Rapporto 2009/2010

Rapporto 2009/2010. Per Giancarlo Siani. Quanta diffidenza, quando non è malanimo, verso i giornalisti

di Rosaria Capacchione

Io sono restia a parlare in pubblico delle mie vicende personali. Ma poiché mi è stato chiesto e visto che questo convegno si svolge nel nome di Giancarlo Siani e proprio nella sede de «Il Mattino», che è la mia casa, non posso farne a meno. Perciò vincerò la riluttanza e dirò la mia. Ma, credetemi, per una cronista abituata a raccontare i fatti degli altri è difficile accettare di essere considerata un personaggio da intervistare. È strano stare dall’altra parte. E questa mia strana condizione provoca alcune reazioni bizzarre. C’è perfino chi prova invidia per la parte che mi tocca fare per essere stata minacciata. Prima incontravo gente che mi diceva: «scema, ma chi te lo fa fare, lascia perdere» e così via.

Adesso, ed è la cosa più fastidiosa, incontro persone che mi dicono con invidia: «meno male che ti hanno minacciata, così hai fatto i soldi». Purtroppo non è vero che ho fatto i soldi. Con le minacce non ho guadagnato proprio niente. Neppure un aumento di stipendio. Quando mi dicono queste cose, ho l’impressione che cercano d’infangarmi, di «maschiararmi», come si dice in gergo mafioso. Si cerca di far credere che non sono stata minacciata perché ho fatto seriamente il mio lavoro che, vorrei ricordarlo, consiste nel raccontare i fatti per quello che sono. Ci sono persone che parlano di me e delle mie inchieste insinuando che avessi un secondo fine, che volessi sfruttare un filone di inchiesta per guadagnarci dei soldi.

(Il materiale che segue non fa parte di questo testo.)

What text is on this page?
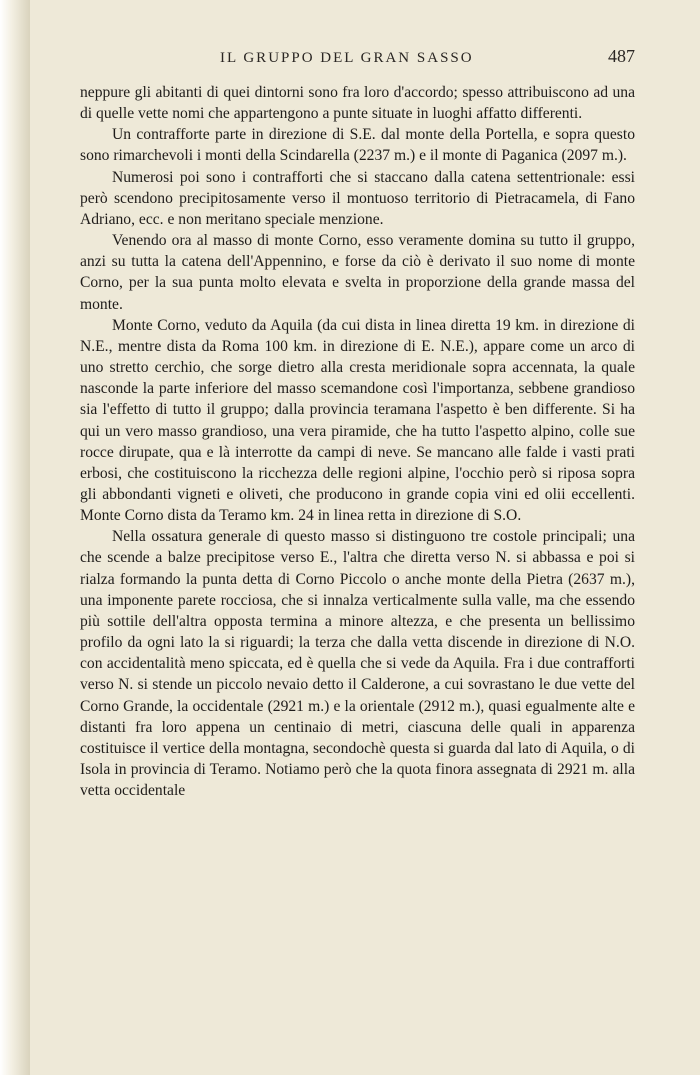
IL GRUPPO DEL GRAN SASSO	487

neppure gli abitanti di quei dintorni sono fra loro d'accordo; spesso attribuiscono ad una di quelle vette nomi che appartengono a punte situate in luoghi affatto differenti.

Un contrafforte parte in direzione di S.E. dal monte della Portella, e sopra questo sono rimarchevoli i monti della Scindarella (2237 m.) e il monte di Paganica (2097 m.).

Numerosi poi sono i contrafforti che si staccano dalla catena settentrionale: essi però scendono precipitosamente verso il montuoso territorio di Pietracamela, di Fano Adriano, ecc. e non meritano speciale menzione.

Venendo ora al masso di monte Corno, esso veramente domina su tutto il gruppo, anzi su tutta la catena dell'Appennino, e forse da ciò è derivato il suo nome di monte Corno, per la sua punta molto elevata e svelta in proporzione della grande massa del monte.

Monte Corno, veduto da Aquila (da cui dista in linea diretta 19 km. in direzione di N.E., mentre dista da Roma 100 km. in direzione di E. N.E.), appare come un arco di uno stretto cerchio, che sorge dietro alla cresta meridionale sopra accennata, la quale nasconde la parte inferiore del masso scemandone così l'importanza, sebbene grandioso sia l'effetto di tutto il gruppo; dalla provincia teramana l'aspetto è ben differente. Si ha qui un vero masso grandioso, una vera piramide, che ha tutto l'aspetto alpino, colle sue rocce dirupate, qua e là interrotte da campi di neve. Se mancano alle falde i vasti prati erbosi, che costituiscono la ricchezza delle regioni alpine, l'occhio però si riposa sopra gli abbondanti vigneti e oliveti, che producono in grande copia vini ed olii eccellenti. Monte Corno dista da Teramo km. 24 in linea retta in direzione di S.O.

Nella ossatura generale di questo masso si distinguono tre costole principali; una che scende a balze precipitose verso E., l'altra che diretta verso N. si abbassa e poi si rialza formando la punta detta di Corno Piccolo o anche monte della Pietra (2637 m.), una imponente parete rocciosa, che si innalza verticalmente sulla valle, ma che essendo più sottile dell'altra opposta termina a minore altezza, e che presenta un bellissimo profilo da ogni lato la si riguardi; la terza che dalla vetta discende in direzione di N.O. con accidentalità meno spiccata, ed è quella che si vede da Aquila. Fra i due contrafforti verso N. si stende un piccolo nevaio detto il Calderone, a cui sovrastano le due vette del Corno Grande, la occidentale (2921 m.) e la orientale (2912 m.), quasi egualmente alte e distanti fra loro appena un centinaio di metri, ciascuna delle quali in apparenza costituisce il vertice della montagna, secondochè questa si guarda dal lato di Aquila, o di Isola in provincia di Teramo. Notiamo però che la quota finora assegnata di 2921 m. alla vetta occidentale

Recentemente su Facebook sono apparsi messaggi di questo tipo firmati da una tale signorina, che mi risulta essere di San Cipriano d’Aversa. Nei miei post privati e in quelli di una mia amica avvocato questa persona ha scritto che noi abbiamo sfruttato la notorietà di Roberto Saviano per arricchirci, e perciò siamo persone cattive che non meritano niente. Siamo andati a guardare chi sostiene questa tesi e abbiamo visto che la suddetta signorina è fan di gruppi che sostengono i camorristi Setola e Schiavone, o che hanno per motto «viva la camorra» o «meno male che la camorra c’è». E comunque c’è sempre qualcuno che sottoscrive quei commenti malevoli nei miei confronti. Altri dicono: «Sì, ti hanno minacciato, però tu ci hai guadagnato…».

Sono accuse ridicole, ma danno l’idea di qual è il sentire comune. C’è diffidenza e credo che la diffidenza dipenda dall’immagine negativa che si ha dei giornalisti. Se ne parla come di persone che fanno la vita comoda. Gli uffici stampa lamentano che i giornalisti non sono quasi mai disposti a raccontare la verità prefabbricata proposta nei loro comunicati. Altri dicono che i giornalisti pubblicano certe notizie per un loro fine. Altri ancora che raccontano sciocchezze, che sono dei venduti, dei ricconi che guadagnano cifre favolose, dei soldatini inquadrati in logiche editoriali, eccetera.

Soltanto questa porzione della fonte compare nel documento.